3)Put those into your housings cleaner to soak while you do something else. I use a simple 20 gallon tank with mineral spirits in it. The stuff doesnt really remove contaminants, but it loosens it very well, so that when something with pressure comes along it comes right off.

4) proceed to the irons. using a small flatblade screwdriver or a jewelry screwdriver, dig out the coolant seals and clean the grooves perfectly...there are 3 walls to each groove that must be dug out and cleaned. After the screwdriver, I take a rotary wire brush (flat brush) mounted to a drill or die grinder, turn it at a bit of an angle so that the "corner" of the brush gets into the groove, and go over each groove once more. Scrape off any gasket on the intake port side or (for front iron) front cover side (cover and waterpump) and remove any orings on the dowelpin area and oil filter pedestal (rear iron), and clean these areas with the same wire brush down to bare metal. Again, any port work should be done now, after checking irons out for wear and cracks in water jackets (which, btw, will be evident after the seals are dug out per my method above). Put these into your tank, too...they might not all fit at once.

5) front cover time...remove front main seal, and remove gasket material left over...I use a razor blade and the wire brush in combination. Let soak.

6) Now take everything and pressurewash it while the solvent is still wet on it. Wash the outer surfaces first, then get down into the coolant/oil passages and seal grooves and such to remove stuff that is in there. Expect to spend a good 10 minutes doing this.

7) take the stuff back and blow everything out really well with compressed air...all coolant and oil passages, intake and exhaust ports, seal grooves, everything. Now you're ready to paint, if you are going to. Remember to mask off all mating surfaces and open holes that youve already cleaned up...I use bolts for sensor and plug holes, and duct tape for ports and such.

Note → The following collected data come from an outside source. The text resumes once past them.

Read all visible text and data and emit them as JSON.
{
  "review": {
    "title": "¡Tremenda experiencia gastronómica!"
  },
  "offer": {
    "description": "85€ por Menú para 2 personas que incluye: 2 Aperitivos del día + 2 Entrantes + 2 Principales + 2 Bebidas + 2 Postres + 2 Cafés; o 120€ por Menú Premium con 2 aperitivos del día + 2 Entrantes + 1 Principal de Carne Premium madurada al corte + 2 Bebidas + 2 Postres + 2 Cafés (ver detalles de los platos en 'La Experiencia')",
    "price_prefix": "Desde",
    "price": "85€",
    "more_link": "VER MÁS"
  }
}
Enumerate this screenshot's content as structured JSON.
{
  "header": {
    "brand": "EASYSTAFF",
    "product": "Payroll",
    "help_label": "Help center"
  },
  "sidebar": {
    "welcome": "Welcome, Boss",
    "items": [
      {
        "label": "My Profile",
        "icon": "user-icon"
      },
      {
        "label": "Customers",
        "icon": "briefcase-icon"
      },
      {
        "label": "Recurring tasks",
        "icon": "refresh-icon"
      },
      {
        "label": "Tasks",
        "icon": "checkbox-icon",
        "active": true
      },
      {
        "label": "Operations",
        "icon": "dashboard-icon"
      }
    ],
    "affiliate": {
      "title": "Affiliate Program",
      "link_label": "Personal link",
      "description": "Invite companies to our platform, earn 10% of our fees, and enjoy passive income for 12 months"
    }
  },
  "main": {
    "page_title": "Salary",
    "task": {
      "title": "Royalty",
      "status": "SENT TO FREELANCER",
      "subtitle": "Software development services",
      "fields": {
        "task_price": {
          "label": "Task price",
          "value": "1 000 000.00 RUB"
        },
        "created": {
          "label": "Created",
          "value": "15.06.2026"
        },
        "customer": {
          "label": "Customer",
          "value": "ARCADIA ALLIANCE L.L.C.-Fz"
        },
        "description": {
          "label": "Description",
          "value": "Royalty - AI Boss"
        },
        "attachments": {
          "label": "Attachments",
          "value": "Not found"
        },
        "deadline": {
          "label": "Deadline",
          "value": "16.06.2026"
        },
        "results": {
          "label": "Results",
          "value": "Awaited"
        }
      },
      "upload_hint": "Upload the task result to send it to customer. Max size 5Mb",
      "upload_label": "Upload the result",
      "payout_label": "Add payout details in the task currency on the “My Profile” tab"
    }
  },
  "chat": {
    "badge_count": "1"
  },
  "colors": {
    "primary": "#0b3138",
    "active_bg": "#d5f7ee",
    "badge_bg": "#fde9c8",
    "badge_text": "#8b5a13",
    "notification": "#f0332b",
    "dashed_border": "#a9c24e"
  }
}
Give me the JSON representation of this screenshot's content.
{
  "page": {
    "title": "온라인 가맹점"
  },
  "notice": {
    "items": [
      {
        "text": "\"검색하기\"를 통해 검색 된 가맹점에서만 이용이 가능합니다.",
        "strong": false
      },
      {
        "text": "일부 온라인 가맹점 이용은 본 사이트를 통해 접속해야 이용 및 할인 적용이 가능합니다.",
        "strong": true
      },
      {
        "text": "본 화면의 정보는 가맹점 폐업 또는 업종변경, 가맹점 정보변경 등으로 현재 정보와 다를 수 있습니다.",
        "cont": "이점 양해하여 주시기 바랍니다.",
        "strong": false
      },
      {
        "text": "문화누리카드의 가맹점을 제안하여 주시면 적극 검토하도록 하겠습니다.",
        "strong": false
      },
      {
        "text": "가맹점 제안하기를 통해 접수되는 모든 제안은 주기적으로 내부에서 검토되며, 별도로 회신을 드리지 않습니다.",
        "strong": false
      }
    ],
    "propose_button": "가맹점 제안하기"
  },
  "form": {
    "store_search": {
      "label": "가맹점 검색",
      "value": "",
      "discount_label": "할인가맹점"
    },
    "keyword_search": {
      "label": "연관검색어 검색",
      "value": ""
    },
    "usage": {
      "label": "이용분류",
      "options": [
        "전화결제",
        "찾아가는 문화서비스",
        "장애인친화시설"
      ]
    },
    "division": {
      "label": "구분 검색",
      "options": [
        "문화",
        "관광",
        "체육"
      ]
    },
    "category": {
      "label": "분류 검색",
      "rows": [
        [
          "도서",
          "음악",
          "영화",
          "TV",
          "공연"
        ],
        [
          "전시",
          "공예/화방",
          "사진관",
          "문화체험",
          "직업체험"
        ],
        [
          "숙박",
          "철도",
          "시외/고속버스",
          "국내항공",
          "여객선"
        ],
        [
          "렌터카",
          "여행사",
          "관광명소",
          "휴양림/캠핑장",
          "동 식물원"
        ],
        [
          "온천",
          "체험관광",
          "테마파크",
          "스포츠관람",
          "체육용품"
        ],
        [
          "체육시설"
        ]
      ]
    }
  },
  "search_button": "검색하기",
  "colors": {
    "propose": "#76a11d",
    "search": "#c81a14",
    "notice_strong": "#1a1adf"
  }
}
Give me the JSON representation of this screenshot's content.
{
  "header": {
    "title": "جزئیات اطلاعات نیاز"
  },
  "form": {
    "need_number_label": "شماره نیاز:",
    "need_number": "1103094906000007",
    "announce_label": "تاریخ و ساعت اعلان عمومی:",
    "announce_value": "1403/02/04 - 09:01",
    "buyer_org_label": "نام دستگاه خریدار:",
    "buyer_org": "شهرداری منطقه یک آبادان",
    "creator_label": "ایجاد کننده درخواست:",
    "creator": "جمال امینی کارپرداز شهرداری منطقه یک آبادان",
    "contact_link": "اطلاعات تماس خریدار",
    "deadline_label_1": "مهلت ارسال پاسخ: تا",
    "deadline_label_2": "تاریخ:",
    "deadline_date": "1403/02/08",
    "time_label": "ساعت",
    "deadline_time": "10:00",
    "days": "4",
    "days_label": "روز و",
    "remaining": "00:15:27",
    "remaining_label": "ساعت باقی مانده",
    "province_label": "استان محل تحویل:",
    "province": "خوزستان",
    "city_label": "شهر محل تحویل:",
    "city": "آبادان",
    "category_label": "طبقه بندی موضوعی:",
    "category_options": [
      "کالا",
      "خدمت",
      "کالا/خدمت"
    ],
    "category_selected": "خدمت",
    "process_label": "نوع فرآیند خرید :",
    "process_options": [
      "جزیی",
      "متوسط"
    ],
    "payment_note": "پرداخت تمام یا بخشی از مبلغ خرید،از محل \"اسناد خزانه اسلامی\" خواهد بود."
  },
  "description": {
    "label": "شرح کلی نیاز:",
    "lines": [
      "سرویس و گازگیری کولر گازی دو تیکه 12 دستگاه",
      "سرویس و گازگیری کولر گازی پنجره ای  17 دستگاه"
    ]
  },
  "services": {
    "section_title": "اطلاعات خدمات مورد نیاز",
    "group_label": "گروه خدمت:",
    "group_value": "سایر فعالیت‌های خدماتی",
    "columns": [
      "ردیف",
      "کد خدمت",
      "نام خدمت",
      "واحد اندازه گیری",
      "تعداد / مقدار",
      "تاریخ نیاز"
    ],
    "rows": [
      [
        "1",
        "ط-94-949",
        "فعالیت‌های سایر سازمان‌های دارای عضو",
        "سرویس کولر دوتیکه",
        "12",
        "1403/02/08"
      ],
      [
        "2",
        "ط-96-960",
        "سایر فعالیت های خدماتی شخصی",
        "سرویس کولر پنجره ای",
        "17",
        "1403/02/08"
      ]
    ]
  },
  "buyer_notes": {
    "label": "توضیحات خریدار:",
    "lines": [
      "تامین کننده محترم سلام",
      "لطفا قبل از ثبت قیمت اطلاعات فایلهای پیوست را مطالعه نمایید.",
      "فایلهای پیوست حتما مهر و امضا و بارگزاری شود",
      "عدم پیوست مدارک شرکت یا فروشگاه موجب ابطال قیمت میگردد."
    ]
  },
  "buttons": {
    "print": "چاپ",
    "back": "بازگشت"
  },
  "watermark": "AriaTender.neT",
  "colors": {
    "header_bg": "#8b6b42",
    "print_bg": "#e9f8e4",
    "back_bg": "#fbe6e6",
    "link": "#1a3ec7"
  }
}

In the meantime, take out the seals from the rotors and lay aside. Using an old side seal, rake both ways in each groove to get carbon out...first pull the seal, then push it repeatedly to dig out carbon. Expect to break some. Use a dremel tool with a brass wire cup brush (3 dollars) to get into the corner seal holes good. Take an old apex seal bottom long piece and use the flat edge (where the spring went) to dig out the apex groove floor and remove carbon..sometimes tapping it with a hammer is necessary. That shit will cut you up too, be careful.

Now use your rotary wire brush to clean off the sides and faces of the rotors. Dip in the parts tank and agitate to remove puddled up oil inside. Spray solvent into the grooves to remove carbon bits. Remove, drain as best as possible, and blow out with compressed air repeatedly all the grooves and the insides. Wipe dry.

OF course repeat the dipping and spraying with the eshaft and oil passages, stat gears, and all other misc. parts. Blow dry and wipe off.

You're now ready to assemble!

RotaryEvolution 01-15-05 01:42 AM

i'm too lazy to type all of that out... that's why Kevin is the man. :)


the reason i said not to use "hot tanks" is because some use an acid base and can destroy aluminum and even some treatments, the iron housings are nitrite treated and some housings are not easy to come by (T2) in decent shape so i would rather not experiment to save a few minutes worth of extra work cleaning.

Liquid Anarchy 01-15-05 01:59 AM

good info on cleaning Kevin; probably what I'll end up doing.

...still, hot-tanking would be so easy :-P...

jhammons01 01-16-05 12:47 AM

Thanks Kevin, that is a nice write up. I hope you have all that in a word doc for future answers.